Скейл и Эллей дымили пахучими сигарами и безучастно слушали. Впрочем, странно было бы ждать от британских офицеров проявления чувств в богемном подвале. Однако и они время от времени внимательно взглядывали на соседей.
Батареи добела раскалили жару.
Прыгают по трупам городов и сёл.
Медными мордами жрут
всё…
Басом своим Маяковский каждое слово вколачивал в зал, будто сваю. Полуоткрыв рот, за столом по соседству с Северянином и Тоней застыл поручик Сухотин, неотрывно глядя на сцену.
Никому не ведомо,
дни ли,
годы ли,
с тех пор, как на поле
первую кровь войне отдали,
в чашу земли сцедив по капле.
Одинаково —
камень,
болото,
халупа ли,
человечьей кровищей вымочили весь его.
Везде
шаги
одинаково хлюпали,
меся дымящееся мира месиво…
Тоня уже слышала эти стихи. Но сейчас и она сглотнула подкативший к горлу ком, настолько зрима была нарисованная Маяковским жуткая картина мировой бойни. Гойя! — подумала она.
…ветер ядер
в клочки изорвал
и мясо и платье.
Выдернулась из дыма сотня голов.
Не сметь заплаканных глаз им!
Заволокло
газом…
Орденоносный штабс-капитан Зощенко тоже не сводил с Маяковского огромных чёрных глаз. Он даже приподнялся на стуле и вцепился в край стола. Стихи вернули фронтовые воспоминания: о склизкой окопной грязи, о визге шрапнели, о клочьях человеческих тел и вони развороченных кишок; о ядовитых горчичных облаках, наползающих с германской стороны, — облаках газа, который рвёт грудь и заставляет кровью сочиться глаза. Газа, хватанув которого, счастливчики вроде Зощенко ухитряются выжить и после месяцами валяются по госпиталям…

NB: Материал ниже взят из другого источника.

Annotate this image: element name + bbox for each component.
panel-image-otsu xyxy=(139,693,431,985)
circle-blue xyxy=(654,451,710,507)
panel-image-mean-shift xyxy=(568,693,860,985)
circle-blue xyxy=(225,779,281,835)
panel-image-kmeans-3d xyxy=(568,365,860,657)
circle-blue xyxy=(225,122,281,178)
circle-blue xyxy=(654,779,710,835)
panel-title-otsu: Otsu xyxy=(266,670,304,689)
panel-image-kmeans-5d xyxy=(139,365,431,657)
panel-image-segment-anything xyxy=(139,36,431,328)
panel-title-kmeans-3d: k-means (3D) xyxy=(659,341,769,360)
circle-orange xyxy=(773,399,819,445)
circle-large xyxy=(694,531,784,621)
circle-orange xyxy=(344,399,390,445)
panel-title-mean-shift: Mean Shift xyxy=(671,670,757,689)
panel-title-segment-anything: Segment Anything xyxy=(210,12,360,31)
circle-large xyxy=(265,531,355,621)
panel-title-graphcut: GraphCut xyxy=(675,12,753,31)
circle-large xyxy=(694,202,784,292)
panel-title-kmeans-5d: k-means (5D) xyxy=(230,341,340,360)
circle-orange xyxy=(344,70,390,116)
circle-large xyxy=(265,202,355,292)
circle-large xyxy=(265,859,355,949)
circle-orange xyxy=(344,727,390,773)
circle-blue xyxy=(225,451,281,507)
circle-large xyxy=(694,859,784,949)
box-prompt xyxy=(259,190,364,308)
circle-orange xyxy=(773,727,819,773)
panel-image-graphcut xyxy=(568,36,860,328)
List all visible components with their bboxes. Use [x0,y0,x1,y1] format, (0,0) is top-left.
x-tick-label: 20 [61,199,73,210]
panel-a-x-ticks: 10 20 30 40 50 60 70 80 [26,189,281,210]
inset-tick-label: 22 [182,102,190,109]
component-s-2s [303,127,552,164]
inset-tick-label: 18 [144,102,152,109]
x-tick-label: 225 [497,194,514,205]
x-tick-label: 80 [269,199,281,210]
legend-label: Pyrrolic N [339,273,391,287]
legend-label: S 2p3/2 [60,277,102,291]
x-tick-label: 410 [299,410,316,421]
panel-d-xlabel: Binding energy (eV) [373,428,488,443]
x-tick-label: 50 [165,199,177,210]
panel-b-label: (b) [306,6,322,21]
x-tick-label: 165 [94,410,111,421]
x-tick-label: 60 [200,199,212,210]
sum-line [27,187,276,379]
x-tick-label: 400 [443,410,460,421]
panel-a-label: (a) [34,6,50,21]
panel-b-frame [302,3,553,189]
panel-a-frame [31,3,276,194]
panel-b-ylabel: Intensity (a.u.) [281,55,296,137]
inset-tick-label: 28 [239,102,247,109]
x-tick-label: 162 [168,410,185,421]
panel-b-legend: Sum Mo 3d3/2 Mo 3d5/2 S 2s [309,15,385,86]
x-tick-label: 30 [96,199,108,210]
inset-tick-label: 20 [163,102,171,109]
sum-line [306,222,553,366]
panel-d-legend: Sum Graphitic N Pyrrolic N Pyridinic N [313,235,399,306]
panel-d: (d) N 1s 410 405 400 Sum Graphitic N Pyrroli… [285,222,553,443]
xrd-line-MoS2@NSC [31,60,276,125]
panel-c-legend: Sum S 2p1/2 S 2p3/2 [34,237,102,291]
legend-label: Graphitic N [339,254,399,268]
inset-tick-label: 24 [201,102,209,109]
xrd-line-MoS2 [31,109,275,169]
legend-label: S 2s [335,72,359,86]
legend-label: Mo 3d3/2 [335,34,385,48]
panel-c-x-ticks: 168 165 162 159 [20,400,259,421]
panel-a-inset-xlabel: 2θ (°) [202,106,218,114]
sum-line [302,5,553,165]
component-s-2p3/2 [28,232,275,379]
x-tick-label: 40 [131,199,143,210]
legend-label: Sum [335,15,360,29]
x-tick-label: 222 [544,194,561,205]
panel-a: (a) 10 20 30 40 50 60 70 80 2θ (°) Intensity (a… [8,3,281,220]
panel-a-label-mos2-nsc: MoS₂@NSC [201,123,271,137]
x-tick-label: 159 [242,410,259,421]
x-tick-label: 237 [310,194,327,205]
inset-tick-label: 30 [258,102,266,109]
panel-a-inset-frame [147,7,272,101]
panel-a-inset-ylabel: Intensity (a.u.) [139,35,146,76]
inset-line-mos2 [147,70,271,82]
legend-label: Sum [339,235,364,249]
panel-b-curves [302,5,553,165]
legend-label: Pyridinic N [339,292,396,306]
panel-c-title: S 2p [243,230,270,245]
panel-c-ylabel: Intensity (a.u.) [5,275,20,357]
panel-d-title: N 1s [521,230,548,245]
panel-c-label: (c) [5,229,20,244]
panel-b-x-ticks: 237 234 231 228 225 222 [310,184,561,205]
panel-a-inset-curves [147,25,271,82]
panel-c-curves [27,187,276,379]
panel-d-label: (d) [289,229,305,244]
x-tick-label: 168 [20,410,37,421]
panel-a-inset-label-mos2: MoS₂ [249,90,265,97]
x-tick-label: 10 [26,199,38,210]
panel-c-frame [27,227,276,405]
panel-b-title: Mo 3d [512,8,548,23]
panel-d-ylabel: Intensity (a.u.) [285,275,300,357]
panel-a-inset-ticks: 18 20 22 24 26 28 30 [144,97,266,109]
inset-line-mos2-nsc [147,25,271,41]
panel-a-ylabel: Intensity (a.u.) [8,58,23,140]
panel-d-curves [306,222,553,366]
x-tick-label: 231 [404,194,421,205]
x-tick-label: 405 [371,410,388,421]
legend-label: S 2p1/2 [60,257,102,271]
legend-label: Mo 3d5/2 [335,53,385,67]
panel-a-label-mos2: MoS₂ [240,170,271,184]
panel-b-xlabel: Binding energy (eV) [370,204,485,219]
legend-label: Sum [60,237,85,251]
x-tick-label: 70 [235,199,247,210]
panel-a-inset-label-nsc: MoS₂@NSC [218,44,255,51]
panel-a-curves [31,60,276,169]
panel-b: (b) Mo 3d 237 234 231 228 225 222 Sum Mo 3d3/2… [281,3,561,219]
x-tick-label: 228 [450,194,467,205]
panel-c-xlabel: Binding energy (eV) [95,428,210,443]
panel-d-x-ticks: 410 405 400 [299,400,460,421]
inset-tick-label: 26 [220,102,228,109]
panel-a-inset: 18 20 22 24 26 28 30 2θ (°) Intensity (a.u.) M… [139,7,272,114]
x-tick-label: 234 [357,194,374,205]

Маяковский гремел со сцены:
Никто не просил,
чтоб была победа
родине начертана.
Безрукому огрызку кровавого обеда
на черта она?!
Недалеко от сцены, качнувшись, поднялся прапорщик — из тех, что получали погоны на ускоренных курсах и ходили потом в адъютантах при бельевых складах министерши Сухомлиновой.
— Хорош! — вальяжно протянул он. — Вертинского давай!
Одетый в такой же френч другой прапорщик, чуть потрезвее, дёрнул крикуна за рукав, и тот упал обратно на стул. А Маяковский читал, возвышая голос:
Пятый день
в простреленной голове
поезда выкручивают за изгибом изгиб.
В гниющем вагоне
на сорок человек —
четыре ноги…
Лоснящийся брылястый прапорщик оттолкнул миролюбивого толстяка-соседа и снова поднялся.
— Хорош, я сказал! Ты кому здесь про войну рассказывать будешь, ты, крыса тыловая?!
Маяковский побелел лицом и шагнул со сцены, продолжая:
А мне за что хлопать?
Я ничего не сочинил.
Думаете:
врёт!
Нигде не прострелен.
В целёхоньких висках биенья не уладить,
если рукоплещут
его барабанов трели…
Взвизгнула дама, которую поэт вместе со стулом отодвинул с пути.